I was expecting that set_value would be "sending out" status update messages to the system so they could be triggering notifications, automations, etc. The other idea I had but haven't followed through with yet is trying to use the pointer::Acessory returned from add_accessory to try and get to the characteristic to set values on it. Is that what I'm supposed to be doing? If so I can figure that out and propose a readme addition for it, just looking for some guidance.

The example I've been trying to write is a door using a tokio interval to simulate being opened/closed every 10s, just to figure out how push state in to the system and watch those notifications from my phone.

ewilken commented 3 years ago

An alternative I see is to handle my own shared state somewhere else and use an on_read callback to update the Homekit state when its actually attempting to be read.

This is something you can do, but, as you pointed out, not really practical for things like sensors where you want event notifications on value changes.

I was expecting that set_value would be "sending out" status update messages to the system so they could be triggering notifications, automations, etc.

It does! (Or at least should do. I hope I didn't break it since I last tested.)

The other idea I had but haven't followed through with yet is trying to use the pointer::Acessory returned from add_accessory to try and get to the characteristic to set values on it. Is that what I'm supposed to be doing?

Yes. That's what I'd do. You're totally right about the lack of documentation for that. Will try to document it properly.

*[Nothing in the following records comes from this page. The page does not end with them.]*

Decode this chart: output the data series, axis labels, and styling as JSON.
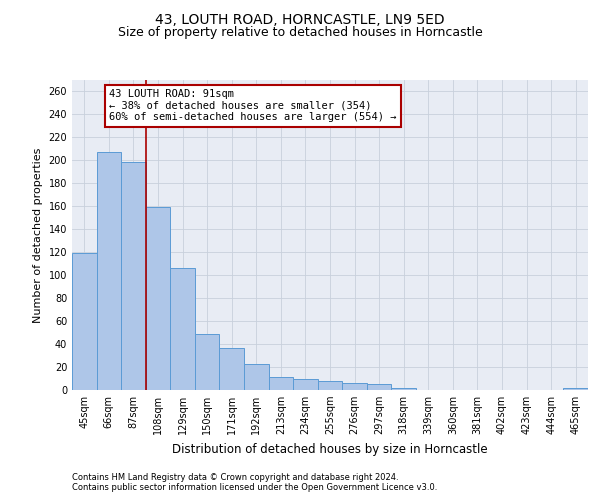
{
  "title": "43, LOUTH ROAD, HORNCASTLE, LN9 5ED",
  "subtitle": "Size of property relative to detached houses in Horncastle",
  "xlabel": "Distribution of detached houses by size in Horncastle",
  "ylabel": "Number of detached properties",
  "categories": [
    "45sqm",
    "66sqm",
    "87sqm",
    "108sqm",
    "129sqm",
    "150sqm",
    "171sqm",
    "192sqm",
    "213sqm",
    "234sqm",
    "255sqm",
    "276sqm",
    "297sqm",
    "318sqm",
    "339sqm",
    "360sqm",
    "381sqm",
    "402sqm",
    "423sqm",
    "444sqm",
    "465sqm"
  ],
  "values": [
    119,
    207,
    199,
    159,
    106,
    49,
    37,
    23,
    11,
    10,
    8,
    6,
    5,
    2,
    0,
    0,
    0,
    0,
    0,
    0,
    2
  ],
  "bar_color": "#aec6e8",
  "bar_edge_color": "#5b9bd5",
  "vline_x": 2.5,
  "vline_color": "#aa0000",
  "annotation_line1": "43 LOUTH ROAD: 91sqm",
  "annotation_line2": "← 38% of detached houses are smaller (354)",
  "annotation_line3": "60% of semi-detached houses are larger (554) →",
  "annotation_box_color": "#aa0000",
  "annotation_box_bg": "#ffffff",
  "ylim": [
    0,
    270
  ],
  "yticks": [
    0,
    20,
    40,
    60,
    80,
    100,
    120,
    140,
    160,
    180,
    200,
    220,
    240,
    260
  ],
  "grid_color": "#c8d0dc",
  "bg_color": "#e8ecf4",
  "footer_line1": "Contains HM Land Registry data © Crown copyright and database right 2024.",
  "footer_line2": "Contains public sector information licensed under the Open Government Licence v3.0.",
  "title_fontsize": 10,
  "subtitle_fontsize": 9,
  "ylabel_fontsize": 8,
  "xlabel_fontsize": 8.5,
  "tick_fontsize": 7,
  "annotation_fontsize": 7.5,
  "footer_fontsize": 6
}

Just added a (lightly tested) example for a motion sensor that gets triggered every two seconds after one minute after program start. The interesting part is this one:

let sensor_ptr = server.add_accessory(sensor).await.unwrap();

let handle = server.run_handle();

let value_set_interval = async move {
    let mut interval = tokio::time::interval(std::time::Duration::from_secs(2));

    tokio::time::delay_for(std::time::Duration::from_secs(60)).await;

    loop {
        interval.tick().await;

        let mut motion_sensor_accessory = sensor_ptr.lock().await;
        let motion_sensor_service = motion_sensor_accessory.get_mut_service(HapType::MotionSensor).unwrap();
        let motion_detected_characteristic = motion_sensor_service
            .get_mut_characteristic(HapType::MotionDetected)
            .unwrap();

        motion_detected_characteristic
            .set_value(Value::Bool(true))
            .await
            .unwrap();

        tokio::time::delay_for(std::time::Duration::from_secs(1)).await;

        motion_detected_characteristic
            .set_value(Value::Bool(false))
            .await
            .unwrap();
    }
};

std::env::set_var("RUST_LOG", "hap=debug");
env_logger::init();

futures::join!(handle, value_set_interval);
cargo run --example setting_values_after_server_start --release

Apparently the --release build is needed for the pairing process to be fast enough for the iOS controller not to lose patience. Still a lot of stuff left to look into here.

Thanks a lot for caring! Feel free to reach out for further questions anytime. And contributions to help finishing this crate are always welcome, should you find it useful.